I went to a fantastic, interactive, and tips-filled session at the American Society of Association Executives Annual Meeting in Detroit this summer on the topic of planning meetings outside the U.S. The august panel—Cameron Curtis, Courtesy Associates; Michelle Malloy, National Association of Regulatory Utility Commissioners; Janee Pelletier (great name!), Conference and Logistics Consultants Inc.; and Thomas Reiser, International Society on Thrombosis and Haemostasis—hit on all the major topics, from legal, financial, and regulatory challenges, to managing attendee, planner, venue, and vendor expectations. Here are just a few of my top takeaways.

• Really large meetings may be hard to place, since U.S.–style convention centers are not common in a lot of other countries.

• Be prepared to pay a la carte for everything from meeting space to AV, especially in Europe.

• Think about whether you want to collect registration fees in U.S. or local currency. One audience member said they use local currency “So we didn’t look so American.” Some planners like to set up a local bank account to use for funds for things like tips and paying drivers. “Always ask how they do it there, and be sensitive to local customs and the local culture,” advised one panelist.

• Find out what visa requirements the country might have well in advance, because it could take longer and cost more than you might think. Also learn what the passport requirements are—some countries require that passports be valid for more than six months after you depart the country.

• Also find out if any vaccinations are recommended.

• Check your personal health insurance to make sure you’ll be covered should anything happen. One person told a story about an attendee who had to get $25,000 wire-transferred before the hospital would agree to operate on his broken arm.

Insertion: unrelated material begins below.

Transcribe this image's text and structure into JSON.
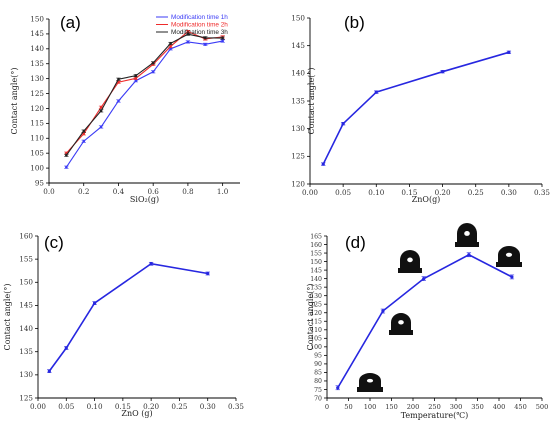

In some countries, you may also want to look into ransom insurance (yikes!).

• Tell attendees to pack prescription drugs in their overnight bag, and to leave the good jewelry at home.

• Learn the local customs. In some countries, it’s rude to say no to a request, so they may just nod but then not do what you asked. Make sure the other parties understand what you’re asking for, and provide a deadline. In some countries, a tip is considered an insult. In others, everyone else on the team will want a tip too. Panelists recommended KissBowShakeHands.com as a good site for international protocol.

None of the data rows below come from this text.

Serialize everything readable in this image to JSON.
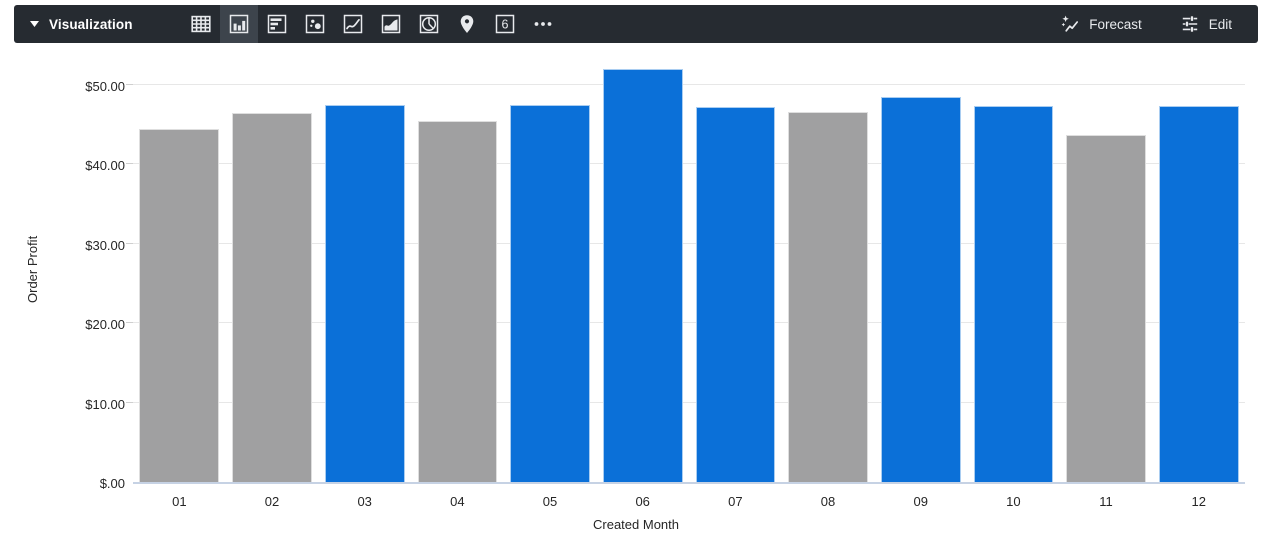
{
  "toolbar": {
    "title": "Visualization",
    "forecast_label": "Forecast",
    "edit_label": "Edit",
    "single_value_glyph": "6",
    "selected_viz": "column",
    "colors": {
      "bg": "#262b31",
      "selected_bg": "#3d444c",
      "icon": "#e8eaed"
    }
  },
  "chart_data": {
    "type": "bar",
    "title": "",
    "xlabel": "Created Month",
    "ylabel": "Order Profit",
    "categories": [
      "01",
      "02",
      "03",
      "04",
      "05",
      "06",
      "07",
      "08",
      "09",
      "10",
      "11",
      "12"
    ],
    "values": [
      44.4,
      46.4,
      47.5,
      45.4,
      47.5,
      52.0,
      47.2,
      46.6,
      48.5,
      47.3,
      43.7,
      47.3
    ],
    "bar_colors": [
      "gray",
      "gray",
      "blue",
      "gray",
      "blue",
      "blue",
      "blue",
      "gray",
      "blue",
      "blue",
      "gray",
      "blue"
    ],
    "palette": {
      "blue": "#0b70d8",
      "gray": "#a0a0a1"
    },
    "y_ticks": [
      {
        "label": "$.00",
        "value": 0
      },
      {
        "label": "$10.00",
        "value": 10
      },
      {
        "label": "$20.00",
        "value": 20
      },
      {
        "label": "$30.00",
        "value": 30
      },
      {
        "label": "$40.00",
        "value": 40
      },
      {
        "label": "$50.00",
        "value": 50
      }
    ],
    "ylim": [
      0,
      54
    ],
    "grid": true,
    "legend": "none",
    "axis_line_color": "#c6d2e4",
    "gridline_color": "#e7e7e7"
  }
}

• Always have hard copies of everything, especially in areas where electricity may be iffy.

• Be aware that equipment may not be what you’re used to. If you rent a computer in Senegal, chances are the keyboard will be in French.

• Manage your expectations. “You’re not bringing a U.S. meeting to Ethiopia; you’re holding an Ethiopian meeting,” said one panelist. You may find yourself having to scrabble to find enough chairs for your 500-person meeting, as one planner described. Plan to hold twice as many site visits as you would for a U.S.—based meeting.

• Manage your attendees’ expectations. Let them know ahead of time that they may not be able to get a Kosher or vegan meal. “A vegetarian in Africa gets chicken—chicken is considered a vegetable there, as is proscuitto in Italy,” said one panelist.

• A local partner can be a godsend, but make sure they come highly recommended.

• Protect your content by having everything copyrighted and trademarked.

• The Office of Foreign Assets Control (OFAC) of the U.S. Department of the Treasury administers and enforces economic and trade sanctions against some countries (such as Cuba, Nigeria, and Sudan). Check with an OFAC lawyer early in the planning process to make sure you are allowed to do business in that country.

• Think about what you can let go of, and what you can live with. And check with state.gov/travel early and often.